New York, Tuesday, November 05, 2024- South Korea’s newly established Virtual Assets Committee is set to initiate a high-stakes discussion on Bitcoin Spot ETF approval when it convenes for the first time on tomorrow (November 6).

Operating under the Financial Services Commission (FSC), the committee will also explore regulations permitting South Korean companies to utilize balance sheets for crypto investments, including Bitcoin (BTC) and Ethereum (ETH).

Key topics on the agenda include stablecoin regulation frameworks, with the government keen on tightening oversight of digital assets amid growing investor interest.

However, in a move signaling caution, the FSC has excluded industry professionals from the committee due to concerns over potential conflicts of interest.
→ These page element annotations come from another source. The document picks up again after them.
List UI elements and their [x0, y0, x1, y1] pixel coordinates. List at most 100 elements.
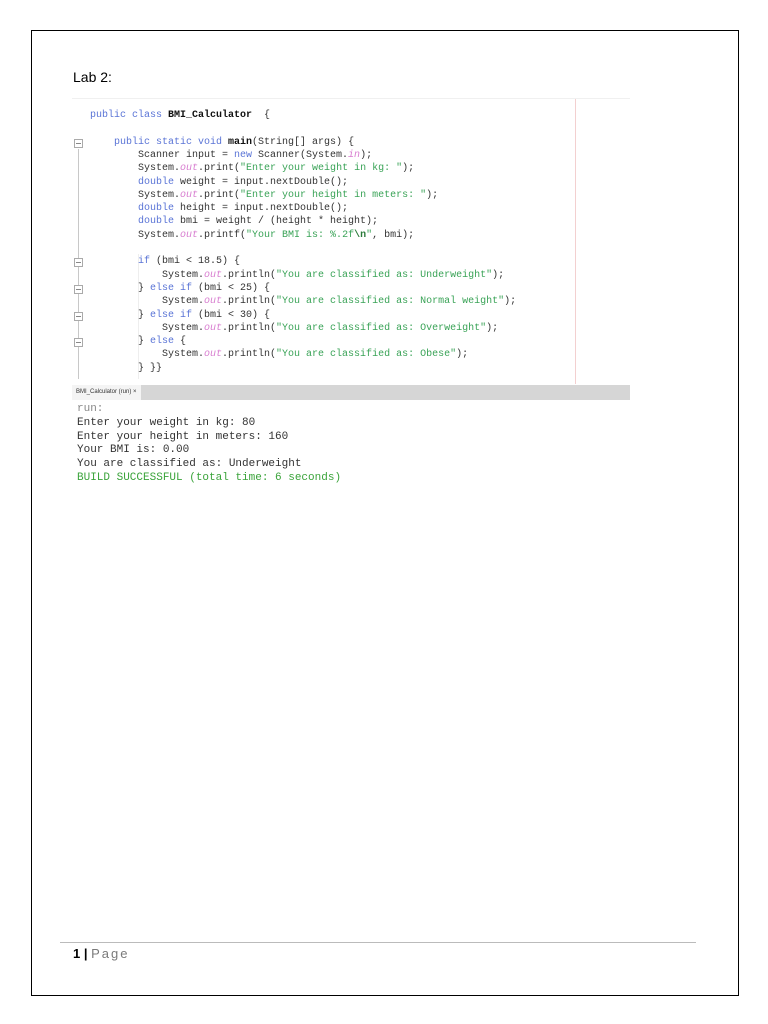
code-token: } }} — [138, 362, 163, 374]
code-token: else if — [150, 309, 199, 321]
code-token: System. — [162, 269, 205, 281]
right-margin-line — [575, 99, 576, 384]
code-token: .print( — [198, 163, 241, 175]
code-token: .println( — [222, 349, 277, 361]
code-line: System.out.print("Enter your height in m… — [138, 189, 438, 202]
code-token: System. — [138, 189, 181, 201]
code-token: ); — [486, 322, 499, 334]
code-token: .println( — [222, 322, 277, 334]
code-token: BMI_Calculator — [168, 110, 253, 121]
code-token: new — [234, 149, 259, 161]
code-token: out — [204, 296, 223, 308]
code-line: Scanner input = new Scanner(System.in); — [138, 149, 372, 162]
page-footer: 1 | Page — [73, 946, 130, 961]
lab-heading: Lab 2: — [73, 69, 112, 85]
code-line: } else if (bmi < 25) { — [138, 282, 270, 295]
code-token: } — [138, 336, 151, 348]
code-line: public static void main(String[] args) { — [114, 136, 354, 149]
code-token: ); — [492, 269, 505, 281]
code-token: System. — [162, 349, 205, 361]
code-token: out — [204, 269, 223, 281]
code-editor-screenshot: public class BMI_Calculator { public stat… — [72, 98, 630, 384]
code-token: main — [228, 136, 253, 148]
code-token: out — [180, 163, 199, 175]
code-token: System. — [138, 163, 181, 175]
code-line: System.out.println("You are classified a… — [162, 348, 468, 361]
code-token: in — [348, 149, 361, 161]
code-token: .println( — [222, 296, 277, 308]
code-line: public class BMI_Calculator { — [90, 109, 270, 122]
code-token: { — [252, 110, 271, 121]
code-token: weight = input.nextDouble(); — [180, 176, 349, 188]
output-line: Enter your weight in kg: 80 — [77, 416, 256, 429]
output-line: BUILD SUCCESSFUL (total time: 6 seconds) — [77, 472, 342, 484]
code-token: out — [204, 322, 223, 334]
code-token: "You are classified as: Overweight" — [276, 322, 487, 334]
code-token: "You are classified as: Underweight" — [276, 269, 493, 281]
code-line: } else { — [138, 335, 186, 348]
code-token: double — [138, 203, 181, 215]
code-token: else if — [150, 282, 199, 294]
code-token: else — [150, 336, 181, 348]
code-token: (bmi < 30) { — [198, 309, 271, 321]
code-token: "Your BMI is: %.2f — [246, 229, 355, 241]
code-token: System. — [162, 322, 205, 334]
code-token: (bmi < 25) { — [198, 282, 271, 294]
code-token: "You are classified as: Obese" — [276, 349, 457, 361]
code-token: Scanner input = — [138, 149, 235, 161]
code-token: } — [138, 309, 151, 321]
code-line: System.out.printf("Your BMI is: %.2f\n",… — [138, 229, 414, 242]
code-token: out — [180, 229, 199, 241]
output-line: Enter your height in meters: 160 — [77, 430, 289, 443]
code-line: if (bmi < 18.5) { — [138, 255, 240, 268]
code-token: public class — [90, 110, 169, 121]
code-token: ); — [402, 163, 415, 175]
code-token: if — [138, 256, 157, 268]
code-token: bmi = weight / (height * height); — [180, 216, 379, 228]
fold-toggle-icon[interactable] — [74, 258, 83, 268]
code-line: System.out.println("You are classified a… — [162, 269, 504, 282]
fold-toggle-icon[interactable] — [74, 311, 83, 321]
output-tab-label: BMI_Calculator (run) — [76, 389, 132, 395]
code-token: out — [180, 189, 199, 201]
output-tab-bar: BMI_Calculator (run) × — [72, 385, 630, 400]
code-token: double — [138, 216, 181, 228]
code-line: System.out.print("Enter your weight in k… — [138, 162, 414, 175]
code-line: double height = input.nextDouble(); — [138, 202, 348, 215]
code-line: } else if (bmi < 30) { — [138, 309, 270, 322]
code-token: Scanner(System. — [258, 149, 349, 161]
code-token: System. — [138, 229, 181, 241]
output-tab[interactable]: BMI_Calculator (run) × — [72, 385, 141, 400]
code-token: ); — [504, 296, 517, 308]
code-line: System.out.println("You are classified a… — [162, 295, 516, 308]
code-token: public static void — [114, 136, 229, 148]
fold-toggle-icon[interactable] — [74, 338, 83, 348]
output-line: Your BMI is: 0.00 — [77, 444, 190, 457]
code-token: System. — [162, 296, 205, 308]
page-label: Page — [91, 946, 130, 961]
code-token: out — [204, 349, 223, 361]
code-token: { — [180, 336, 187, 348]
output-line: You are classified as: Underweight — [77, 458, 302, 471]
page-number: 1 — [73, 946, 81, 961]
fold-toggle-icon[interactable] — [74, 138, 83, 148]
code-line: } }} — [138, 362, 162, 375]
code-line: System.out.println("You are classified a… — [162, 322, 498, 335]
code-token: .print( — [198, 189, 241, 201]
code-token: , bmi); — [372, 229, 415, 241]
fold-toggle-icon[interactable] — [74, 284, 83, 294]
footer-divider — [60, 942, 696, 943]
code-token: .printf( — [198, 229, 247, 241]
code-token: double — [138, 176, 181, 188]
code-token: "Enter your height in meters: " — [240, 189, 427, 201]
code-token: ); — [360, 149, 373, 161]
code-line: double weight = input.nextDouble(); — [138, 176, 348, 189]
code-token: height = input.nextDouble(); — [180, 203, 349, 215]
footer-separator: | — [83, 946, 88, 961]
code-token: } — [138, 282, 151, 294]
code-token: "Enter your weight in kg: " — [240, 163, 403, 175]
close-icon[interactable]: × — [133, 389, 137, 395]
code-token: (String[] args) { — [252, 136, 355, 148]
code-token: \n — [354, 229, 367, 241]
code-line: double bmi = weight / (height * height); — [138, 215, 378, 228]
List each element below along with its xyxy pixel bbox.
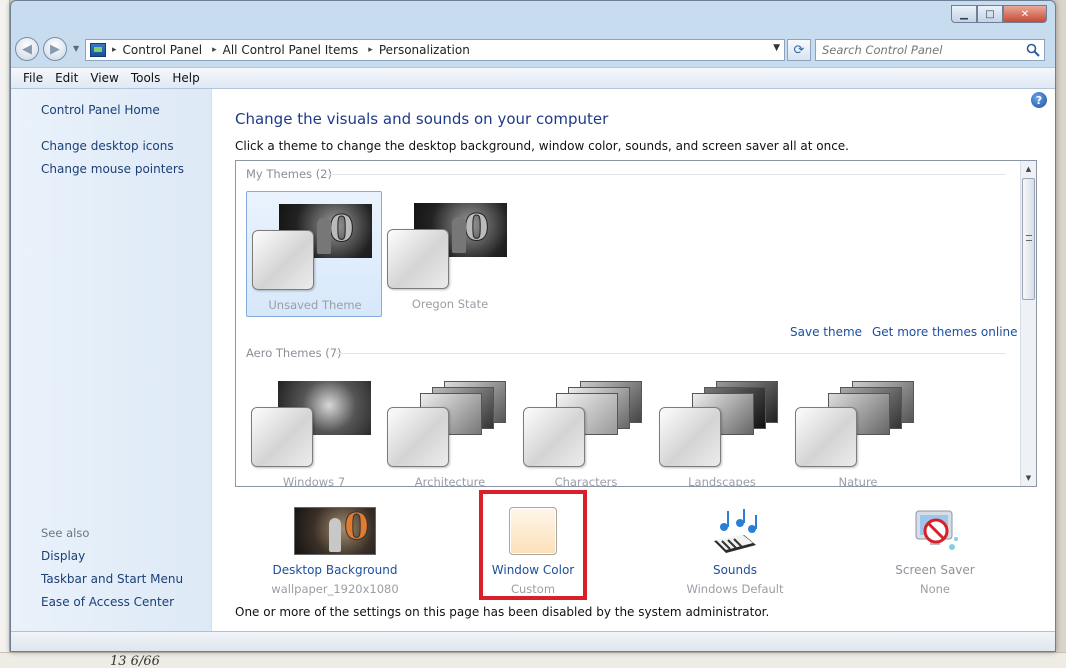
desktop-background-setting[interactable]: Desktop Background wallpaper_1920x1080 <box>265 507 405 596</box>
desktop-background-link[interactable]: Desktop Background <box>265 563 405 577</box>
sidebar: Control Panel Home Change desktop icons … <box>11 89 212 631</box>
desktop-background-value: wallpaper_1920x1080 <box>271 582 399 596</box>
menu-view[interactable]: View <box>84 71 124 85</box>
help-icon[interactable]: ? <box>1031 92 1047 108</box>
breadcrumb-label: Control Panel <box>122 43 203 57</box>
content-area: Control Panel Home Change desktop icons … <box>11 89 1055 631</box>
desktop-background-bottom: 13 6/66 <box>0 652 1066 668</box>
admin-notice: One or more of the settings on this page… <box>235 605 770 619</box>
group-divider <box>326 174 1006 175</box>
page-title: Change the visuals and sounds on your co… <box>235 110 609 128</box>
breadcrumb-separator: ▸ <box>368 45 373 55</box>
breadcrumb-all-items[interactable]: ▸ All Control Panel Items <box>212 43 358 57</box>
theme-label: Characters <box>554 475 618 487</box>
sounds-link[interactable]: Sounds <box>665 563 805 577</box>
search-box[interactable] <box>815 39 1045 61</box>
theme-landscapes[interactable]: Landscapes <box>654 369 790 487</box>
save-theme-link[interactable]: Save theme <box>790 325 862 339</box>
title-bar[interactable]: ▁ □ ✕ <box>11 1 1055 31</box>
scroll-up-icon[interactable]: ▲ <box>1021 161 1036 177</box>
sidebar-change-desktop-icons[interactable]: Change desktop icons <box>41 139 174 153</box>
menu-help[interactable]: Help <box>166 71 205 85</box>
menu-bar: File Edit View Tools Help <box>11 67 1055 89</box>
window-color-swatch <box>252 230 314 290</box>
menu-tools[interactable]: Tools <box>125 71 167 85</box>
window-color-swatch <box>795 407 857 467</box>
group-divider <box>336 353 1006 354</box>
theme-characters[interactable]: Characters <box>518 369 654 487</box>
theme-oregon-state[interactable]: Oregon State <box>382 191 518 317</box>
menu-edit[interactable]: Edit <box>49 71 84 85</box>
highlight-box <box>479 490 587 600</box>
forward-button[interactable]: ▶ <box>43 37 67 61</box>
window-color-swatch <box>659 407 721 467</box>
address-bar[interactable]: ▸ Control Panel ▸ All Control Panel Items … <box>85 39 785 61</box>
window-color-swatch <box>387 407 449 467</box>
main-panel: ? Change the visuals and sounds on your … <box>212 89 1055 631</box>
window-color-swatch <box>523 407 585 467</box>
theme-unsaved[interactable]: Unsaved Theme <box>246 191 382 317</box>
scroll-grip-icon <box>1026 235 1032 241</box>
refresh-button[interactable]: ⟳ <box>787 39 811 61</box>
background-text: 13 6/66 <box>110 654 160 668</box>
theme-label: Oregon State <box>411 297 489 311</box>
get-more-themes-link[interactable]: Get more themes online <box>872 325 1018 339</box>
menu-file[interactable]: File <box>17 71 49 85</box>
theme-label: Unsaved Theme <box>268 298 362 312</box>
theme-windows-7[interactable]: Windows 7 <box>246 369 382 487</box>
breadcrumb-separator: ▸ <box>212 45 217 55</box>
breadcrumb-control-panel[interactable]: ▸ Control Panel <box>112 43 202 57</box>
close-button[interactable]: ✕ <box>1003 5 1047 23</box>
my-themes-label: My Themes (2) <box>246 167 332 181</box>
desktop-background-icon <box>294 507 376 555</box>
sidebar-display[interactable]: Display <box>41 549 85 563</box>
search-input[interactable] <box>816 40 1016 60</box>
theme-label: Architecture <box>414 475 486 487</box>
aero-themes-label: Aero Themes (7) <box>246 346 342 360</box>
theme-label: Landscapes <box>688 475 756 487</box>
screen-saver-icon <box>915 510 958 550</box>
breadcrumb-separator: ▸ <box>112 45 117 55</box>
theme-label: Windows 7 <box>282 475 346 487</box>
sidebar-ease-of-access[interactable]: Ease of Access Center <box>41 595 174 609</box>
scroll-thumb[interactable] <box>1022 178 1035 300</box>
window-color-swatch <box>251 407 313 467</box>
screen-saver-setting: Screen Saver None <box>865 507 1005 596</box>
breadcrumb-label: All Control Panel Items <box>222 43 359 57</box>
maximize-button[interactable]: □ <box>977 5 1003 23</box>
theme-nature[interactable]: Nature <box>790 369 926 487</box>
themes-list[interactable]: My Themes (2) Unsaved Theme Oregon State… <box>235 160 1037 487</box>
screen-saver-value: None <box>919 582 950 596</box>
desktop-background-left <box>0 0 10 668</box>
themes-scrollbar[interactable]: ▲ ▼ <box>1020 161 1036 486</box>
breadcrumb-personalization[interactable]: ▸ Personalization <box>368 43 470 57</box>
breadcrumb-label: Personalization <box>378 43 470 57</box>
status-bar <box>11 631 1055 651</box>
sidebar-change-mouse-pointers[interactable]: Change mouse pointers <box>41 162 184 176</box>
control-panel-icon <box>90 43 106 57</box>
minimize-button[interactable]: ▁ <box>951 5 977 23</box>
screen-saver-link: Screen Saver <box>895 563 975 577</box>
sidebar-taskbar-start-menu[interactable]: Taskbar and Start Menu <box>41 572 183 586</box>
theme-architecture[interactable]: Architecture <box>382 369 518 487</box>
search-icon[interactable] <box>1026 43 1040 57</box>
page-subtitle: Click a theme to change the desktop back… <box>235 139 849 153</box>
window-color-swatch <box>387 229 449 289</box>
sidebar-control-panel-home[interactable]: Control Panel Home <box>41 103 160 117</box>
sounds-setting[interactable]: Sounds Windows Default <box>665 507 805 596</box>
personalization-window: ▁ □ ✕ ◀ ▶ ▼ ▸ Control Panel ▸ All Control … <box>10 0 1056 652</box>
recent-pages-dropdown[interactable]: ▼ <box>73 44 79 53</box>
scroll-down-icon[interactable]: ▼ <box>1021 470 1036 486</box>
address-dropdown-icon[interactable]: ▼ <box>773 43 780 53</box>
window-controls: ▁ □ ✕ <box>951 5 1047 23</box>
navigation-bar: ◀ ▶ ▼ ▸ Control Panel ▸ All Control Panel … <box>11 33 1055 63</box>
sounds-value: Windows Default <box>686 582 784 596</box>
back-button[interactable]: ◀ <box>15 37 39 61</box>
theme-label: Nature <box>838 475 878 487</box>
see-also-heading: See also <box>41 526 90 540</box>
sounds-icon <box>714 509 757 553</box>
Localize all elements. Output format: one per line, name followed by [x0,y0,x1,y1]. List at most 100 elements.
Instead, the nine-member panel comprises experts from prominent think tanks and academic institutions, including the Capital Market Research Institute and the Financial Research Institute.

The goal was to form a committee of experts, excluding the industry itself to avoid conflicts, sources said.

Discussions would also address the contentious issue of corporate crypto holdings, which has gained momentum as global firms ramp up digital asset portfolios.

This meeting signals renewed momentum in the South Korean crypto sector, as the country seeks to establish a more structured regulatory landscape.

Deliberations on Bitcoin Spot ETFs have faced delays amid similar approvals in the U.S. and other markets, intensifying pressure on South Korean regulators to act.